Dans Le déversoir des larmes (créée en 1988, production de la Société de la Place des Arts de Montréal, sous la direction de Jean-Louis Roux), deux femmes, religieuses dans leur couvent, tourmentées moins par l’amour que par le sexe ; un homme, tour à tour le sportif, le médecin lubrique, le jésuite, le rustre provocant, le psychanalyste. Gabrielle est non seulement la tentatrice de Réjanne la cadette mais l’initiatrice : les débuts de la pièce offrent à peu près la trame des Liaisons dangereuses. André Ricard retrouve ici l’esprit et la forme d’un marivaudage cynique très XVIIIe siècle qui combine d’habiles et galantes périphrases pour suggérer « les choses » et une grossièreté qui ne s’embarrasse pas de rhétorique. En ce lieu le temps s’est immobilisé et cependant nous y apprenons que Gabrielle est la mère de Réjanne qui vingt ans plus tôt devint la maîtresse de l’amant de sa mère Rapports équivoques que pourrait débrouiller la psychanalyse : André Ricard rappelle que celle-ci est fascinée par le théâtre, et inversement. Il s’agit pourtant moins d’une étude clinique que, par un habile brassage d’époques, d’une réflexion plus large sur la confrontation de la mort qui accuse nos limites, rendant notre petitesse « éperdue », conscience qui, si nous leur donnons libre cours, fait verser des « océans de larmes ». Faut-il croire, à travers Gabrielle à qui est donné le dernier mot, sous une amertume à peine voilée, que les mêmes comportements se répètent inlassablement, que l’amour n’est qu’une « illusion constructive » ? Désenchantement, voire nihilisme ? La question pour l’auteur n’est pas close, et toute son œuvre qui révèle l’inquiétude et le doute, s’attache à définir une voie moralement acceptable et, dans le quotidien, praticable.

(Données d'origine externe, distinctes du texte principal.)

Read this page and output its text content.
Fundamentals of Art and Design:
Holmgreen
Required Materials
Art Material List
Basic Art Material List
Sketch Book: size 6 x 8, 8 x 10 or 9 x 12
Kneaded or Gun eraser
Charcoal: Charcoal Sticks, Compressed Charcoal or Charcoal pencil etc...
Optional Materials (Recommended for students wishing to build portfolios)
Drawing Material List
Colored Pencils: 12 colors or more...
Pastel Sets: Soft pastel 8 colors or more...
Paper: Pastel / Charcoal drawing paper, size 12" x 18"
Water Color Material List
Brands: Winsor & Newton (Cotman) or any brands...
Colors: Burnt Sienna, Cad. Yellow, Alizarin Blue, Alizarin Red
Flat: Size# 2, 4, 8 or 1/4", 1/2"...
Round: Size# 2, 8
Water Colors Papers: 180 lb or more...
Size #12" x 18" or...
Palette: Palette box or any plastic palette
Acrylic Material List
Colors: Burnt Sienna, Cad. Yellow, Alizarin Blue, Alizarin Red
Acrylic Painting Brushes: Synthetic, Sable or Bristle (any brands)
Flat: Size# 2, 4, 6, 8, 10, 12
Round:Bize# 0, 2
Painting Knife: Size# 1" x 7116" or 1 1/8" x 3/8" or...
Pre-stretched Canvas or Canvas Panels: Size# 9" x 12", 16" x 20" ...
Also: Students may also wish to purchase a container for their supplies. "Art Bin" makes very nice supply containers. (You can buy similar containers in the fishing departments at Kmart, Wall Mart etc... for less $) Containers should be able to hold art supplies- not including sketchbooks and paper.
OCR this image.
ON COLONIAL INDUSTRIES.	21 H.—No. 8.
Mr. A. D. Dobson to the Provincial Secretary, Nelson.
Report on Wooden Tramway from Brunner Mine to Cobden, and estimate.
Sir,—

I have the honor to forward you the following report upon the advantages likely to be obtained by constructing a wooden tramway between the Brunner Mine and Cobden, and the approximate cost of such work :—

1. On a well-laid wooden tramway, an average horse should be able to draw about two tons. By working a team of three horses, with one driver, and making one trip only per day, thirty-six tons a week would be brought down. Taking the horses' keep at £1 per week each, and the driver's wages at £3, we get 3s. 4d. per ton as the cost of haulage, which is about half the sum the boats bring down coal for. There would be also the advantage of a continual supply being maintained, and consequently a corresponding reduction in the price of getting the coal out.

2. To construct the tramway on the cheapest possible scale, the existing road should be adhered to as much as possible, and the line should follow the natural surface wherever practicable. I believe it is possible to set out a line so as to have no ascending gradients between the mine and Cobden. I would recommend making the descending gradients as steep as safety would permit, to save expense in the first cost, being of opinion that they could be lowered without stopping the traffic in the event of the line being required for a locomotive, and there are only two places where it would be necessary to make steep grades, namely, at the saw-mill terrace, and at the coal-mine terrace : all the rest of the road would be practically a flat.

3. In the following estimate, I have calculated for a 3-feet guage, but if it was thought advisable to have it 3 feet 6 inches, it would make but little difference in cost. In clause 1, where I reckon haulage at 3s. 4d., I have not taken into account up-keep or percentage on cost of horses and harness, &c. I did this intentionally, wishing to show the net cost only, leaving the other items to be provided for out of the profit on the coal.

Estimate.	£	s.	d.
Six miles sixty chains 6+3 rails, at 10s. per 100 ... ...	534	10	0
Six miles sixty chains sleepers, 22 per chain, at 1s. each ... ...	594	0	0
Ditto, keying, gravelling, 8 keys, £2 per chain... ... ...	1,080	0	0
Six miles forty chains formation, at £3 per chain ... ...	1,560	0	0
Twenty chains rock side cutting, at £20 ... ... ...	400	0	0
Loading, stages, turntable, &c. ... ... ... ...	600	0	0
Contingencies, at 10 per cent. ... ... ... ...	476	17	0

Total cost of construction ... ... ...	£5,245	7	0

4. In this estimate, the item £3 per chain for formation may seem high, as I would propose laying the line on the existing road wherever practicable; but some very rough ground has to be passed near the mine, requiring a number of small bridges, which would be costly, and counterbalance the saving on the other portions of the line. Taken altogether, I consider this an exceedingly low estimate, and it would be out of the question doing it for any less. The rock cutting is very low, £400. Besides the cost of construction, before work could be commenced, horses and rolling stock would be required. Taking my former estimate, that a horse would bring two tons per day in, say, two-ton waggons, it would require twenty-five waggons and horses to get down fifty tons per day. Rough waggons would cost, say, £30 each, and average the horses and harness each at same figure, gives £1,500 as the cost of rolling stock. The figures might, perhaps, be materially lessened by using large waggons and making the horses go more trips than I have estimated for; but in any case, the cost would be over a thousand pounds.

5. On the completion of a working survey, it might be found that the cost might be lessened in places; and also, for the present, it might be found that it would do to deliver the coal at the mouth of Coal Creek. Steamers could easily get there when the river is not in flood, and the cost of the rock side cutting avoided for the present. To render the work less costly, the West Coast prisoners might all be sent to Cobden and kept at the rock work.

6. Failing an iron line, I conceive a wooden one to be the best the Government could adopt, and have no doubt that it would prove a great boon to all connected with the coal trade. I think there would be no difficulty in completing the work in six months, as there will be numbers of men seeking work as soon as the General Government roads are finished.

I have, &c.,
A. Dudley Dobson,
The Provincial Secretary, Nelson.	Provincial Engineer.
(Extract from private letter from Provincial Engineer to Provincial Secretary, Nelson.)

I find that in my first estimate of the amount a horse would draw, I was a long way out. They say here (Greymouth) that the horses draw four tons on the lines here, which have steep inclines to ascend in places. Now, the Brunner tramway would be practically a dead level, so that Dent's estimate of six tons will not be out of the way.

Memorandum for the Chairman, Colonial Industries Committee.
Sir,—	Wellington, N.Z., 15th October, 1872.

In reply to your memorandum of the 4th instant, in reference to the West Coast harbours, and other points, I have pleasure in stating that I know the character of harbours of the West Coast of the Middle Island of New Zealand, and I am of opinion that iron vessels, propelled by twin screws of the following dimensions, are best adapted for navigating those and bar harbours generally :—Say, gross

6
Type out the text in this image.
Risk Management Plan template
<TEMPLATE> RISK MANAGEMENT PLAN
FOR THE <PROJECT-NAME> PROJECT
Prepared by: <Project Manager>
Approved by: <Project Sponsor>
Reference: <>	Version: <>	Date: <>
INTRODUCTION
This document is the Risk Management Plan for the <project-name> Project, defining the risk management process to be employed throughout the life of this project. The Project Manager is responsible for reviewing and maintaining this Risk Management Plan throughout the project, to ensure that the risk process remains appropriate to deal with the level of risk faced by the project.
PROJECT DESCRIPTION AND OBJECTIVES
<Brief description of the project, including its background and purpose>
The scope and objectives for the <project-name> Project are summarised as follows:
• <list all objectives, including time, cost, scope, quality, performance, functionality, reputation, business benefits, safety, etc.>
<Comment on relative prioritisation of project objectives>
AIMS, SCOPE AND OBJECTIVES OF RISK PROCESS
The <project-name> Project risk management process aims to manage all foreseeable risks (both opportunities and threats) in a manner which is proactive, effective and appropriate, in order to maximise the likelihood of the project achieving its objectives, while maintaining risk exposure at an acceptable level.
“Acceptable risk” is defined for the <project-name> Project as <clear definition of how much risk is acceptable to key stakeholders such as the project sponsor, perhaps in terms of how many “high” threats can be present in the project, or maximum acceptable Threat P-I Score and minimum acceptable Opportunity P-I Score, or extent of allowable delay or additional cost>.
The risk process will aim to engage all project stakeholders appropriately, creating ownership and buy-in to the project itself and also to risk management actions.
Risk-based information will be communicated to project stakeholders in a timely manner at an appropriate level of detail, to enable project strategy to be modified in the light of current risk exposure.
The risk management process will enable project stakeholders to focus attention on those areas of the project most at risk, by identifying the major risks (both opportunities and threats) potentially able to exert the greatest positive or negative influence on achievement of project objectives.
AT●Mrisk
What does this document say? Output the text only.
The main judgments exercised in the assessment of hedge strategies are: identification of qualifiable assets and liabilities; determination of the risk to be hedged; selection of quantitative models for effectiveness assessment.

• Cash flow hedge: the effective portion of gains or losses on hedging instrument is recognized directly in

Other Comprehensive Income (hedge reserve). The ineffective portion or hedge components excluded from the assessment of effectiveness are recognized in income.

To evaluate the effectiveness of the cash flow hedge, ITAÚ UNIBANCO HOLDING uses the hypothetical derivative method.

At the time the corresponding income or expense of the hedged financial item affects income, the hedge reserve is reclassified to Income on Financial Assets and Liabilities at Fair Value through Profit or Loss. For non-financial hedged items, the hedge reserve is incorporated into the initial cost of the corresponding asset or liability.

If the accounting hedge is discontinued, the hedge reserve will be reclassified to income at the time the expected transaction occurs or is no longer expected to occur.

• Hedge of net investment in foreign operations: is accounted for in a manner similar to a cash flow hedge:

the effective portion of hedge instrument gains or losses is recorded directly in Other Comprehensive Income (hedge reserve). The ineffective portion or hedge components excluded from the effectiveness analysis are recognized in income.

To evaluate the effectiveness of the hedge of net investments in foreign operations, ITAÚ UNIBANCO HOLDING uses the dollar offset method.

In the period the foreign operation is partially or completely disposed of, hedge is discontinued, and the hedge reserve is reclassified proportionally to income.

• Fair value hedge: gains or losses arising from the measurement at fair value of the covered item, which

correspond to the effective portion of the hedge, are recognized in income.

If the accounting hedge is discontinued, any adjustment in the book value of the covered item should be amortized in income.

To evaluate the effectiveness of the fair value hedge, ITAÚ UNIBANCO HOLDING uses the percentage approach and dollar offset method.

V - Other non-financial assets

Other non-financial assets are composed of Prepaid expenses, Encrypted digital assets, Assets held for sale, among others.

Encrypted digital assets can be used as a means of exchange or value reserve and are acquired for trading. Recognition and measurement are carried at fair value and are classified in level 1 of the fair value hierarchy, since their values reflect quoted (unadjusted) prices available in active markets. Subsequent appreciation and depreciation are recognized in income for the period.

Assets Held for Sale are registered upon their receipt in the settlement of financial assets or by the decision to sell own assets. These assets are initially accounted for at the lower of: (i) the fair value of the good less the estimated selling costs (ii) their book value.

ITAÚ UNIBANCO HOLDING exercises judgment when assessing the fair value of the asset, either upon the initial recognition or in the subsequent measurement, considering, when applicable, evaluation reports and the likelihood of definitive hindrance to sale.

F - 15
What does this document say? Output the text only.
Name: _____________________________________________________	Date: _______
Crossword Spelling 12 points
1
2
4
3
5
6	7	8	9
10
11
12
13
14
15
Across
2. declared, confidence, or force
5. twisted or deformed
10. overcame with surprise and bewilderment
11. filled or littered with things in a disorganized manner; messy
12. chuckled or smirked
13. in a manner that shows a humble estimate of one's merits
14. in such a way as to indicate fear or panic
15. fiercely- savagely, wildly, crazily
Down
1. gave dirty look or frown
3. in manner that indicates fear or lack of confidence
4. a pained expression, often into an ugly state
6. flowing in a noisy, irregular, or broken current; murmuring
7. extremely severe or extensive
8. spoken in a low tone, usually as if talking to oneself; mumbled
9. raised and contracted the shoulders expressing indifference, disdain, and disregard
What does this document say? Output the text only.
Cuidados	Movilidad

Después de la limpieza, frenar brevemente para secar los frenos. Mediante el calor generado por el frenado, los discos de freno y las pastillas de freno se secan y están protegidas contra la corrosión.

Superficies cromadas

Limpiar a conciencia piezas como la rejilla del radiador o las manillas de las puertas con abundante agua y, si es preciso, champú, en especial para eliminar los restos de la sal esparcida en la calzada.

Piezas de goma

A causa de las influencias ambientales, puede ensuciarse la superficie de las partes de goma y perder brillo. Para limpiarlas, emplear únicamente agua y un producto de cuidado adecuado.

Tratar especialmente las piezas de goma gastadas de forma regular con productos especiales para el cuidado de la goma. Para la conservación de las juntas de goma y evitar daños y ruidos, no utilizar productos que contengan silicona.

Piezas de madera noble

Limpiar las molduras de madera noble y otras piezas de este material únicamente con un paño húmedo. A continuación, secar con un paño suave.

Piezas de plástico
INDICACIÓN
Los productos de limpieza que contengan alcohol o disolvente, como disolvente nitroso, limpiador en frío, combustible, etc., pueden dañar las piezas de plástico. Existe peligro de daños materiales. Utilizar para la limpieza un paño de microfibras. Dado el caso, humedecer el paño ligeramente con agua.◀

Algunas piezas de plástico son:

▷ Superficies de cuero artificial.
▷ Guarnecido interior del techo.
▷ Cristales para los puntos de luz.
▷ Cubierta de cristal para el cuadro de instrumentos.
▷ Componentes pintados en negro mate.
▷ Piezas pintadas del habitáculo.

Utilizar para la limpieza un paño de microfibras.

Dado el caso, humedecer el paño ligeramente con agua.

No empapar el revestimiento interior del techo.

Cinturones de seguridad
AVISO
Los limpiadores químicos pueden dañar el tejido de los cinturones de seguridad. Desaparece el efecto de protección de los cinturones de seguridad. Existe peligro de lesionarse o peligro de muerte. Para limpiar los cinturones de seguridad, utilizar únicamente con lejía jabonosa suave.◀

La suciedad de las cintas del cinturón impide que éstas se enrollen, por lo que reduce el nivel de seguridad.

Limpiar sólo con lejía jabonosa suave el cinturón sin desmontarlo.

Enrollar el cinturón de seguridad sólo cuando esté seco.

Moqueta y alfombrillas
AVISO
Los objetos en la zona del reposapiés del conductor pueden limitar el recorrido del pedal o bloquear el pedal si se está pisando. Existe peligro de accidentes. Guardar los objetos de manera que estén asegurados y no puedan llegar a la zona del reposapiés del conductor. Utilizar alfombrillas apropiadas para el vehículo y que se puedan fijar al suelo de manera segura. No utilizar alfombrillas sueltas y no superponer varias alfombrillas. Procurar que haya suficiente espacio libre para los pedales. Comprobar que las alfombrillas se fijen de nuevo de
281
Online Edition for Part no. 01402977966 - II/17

Les champs de glace (donnée en lecture publique à Sherbrooke, à Montréal et à Québec en 1997) appartient à la veine intimiste par le petit nombre de personnages, le resserrement de l’intrigue, du temps et du lieu. Les éléments et événements extérieurs y étant réduits, la pièce s’attache à développer une situation dans son intensité. Le couple a perdu son fils, noyé sous la glace et son corps n’a pas été retrouvé. C’est, inévitablement, le déclencheur d’un auto-examen et la mise au grand jour d’une mauvaise conscience jusque-là camouflée. Le couple va-t-il éclater sous le choc de ce deuil ? Tous deux se donnent des moyens, forcément inadéquats, de fuir la morsure de la douleur : le sommeil ou le mouvement, les accusations réciproques, la recherche d’un bouc émissaire, la contemplation hypnotique de la nature gelée qui les projette dans un monde purifié mais illusoire. Et, surtout, quelle relation établit-on avec ses enfants, que leur transmet-on, quelle « maison de miroirs » élève-t-on autour d’eux ? Le conflit entre le père et la mère se double de celui qui oppose parents et enfants et d’un troisième entre frère et sœur. La jeune Raphaëlle a eu un rapport houleux d’amour-haine avec François le disparu parti en claquant la porte. Elle dit maintenant sa souffrance, elle soliloque alors qu’à côté d’elle les parents se livrent à leur examen-procès. Solitude des jeunes, étouffés par l’ordre institué par les adultes, « son insoutenable illogisme, le train incolore des jours, les champs de glace. L’exil chez soi, c’est bien ce que signifie être tenu à l’écart, n’est-ce pas ? De l’autre côté, l’exil hors de soi pour ceux qui auront mis le doigt à l’engrenage. Des deux, lequel est le pire ? » À l’arrière-plan, en contrepoint, le bruit des glaces qui s’entrechoquent sur le fleuve.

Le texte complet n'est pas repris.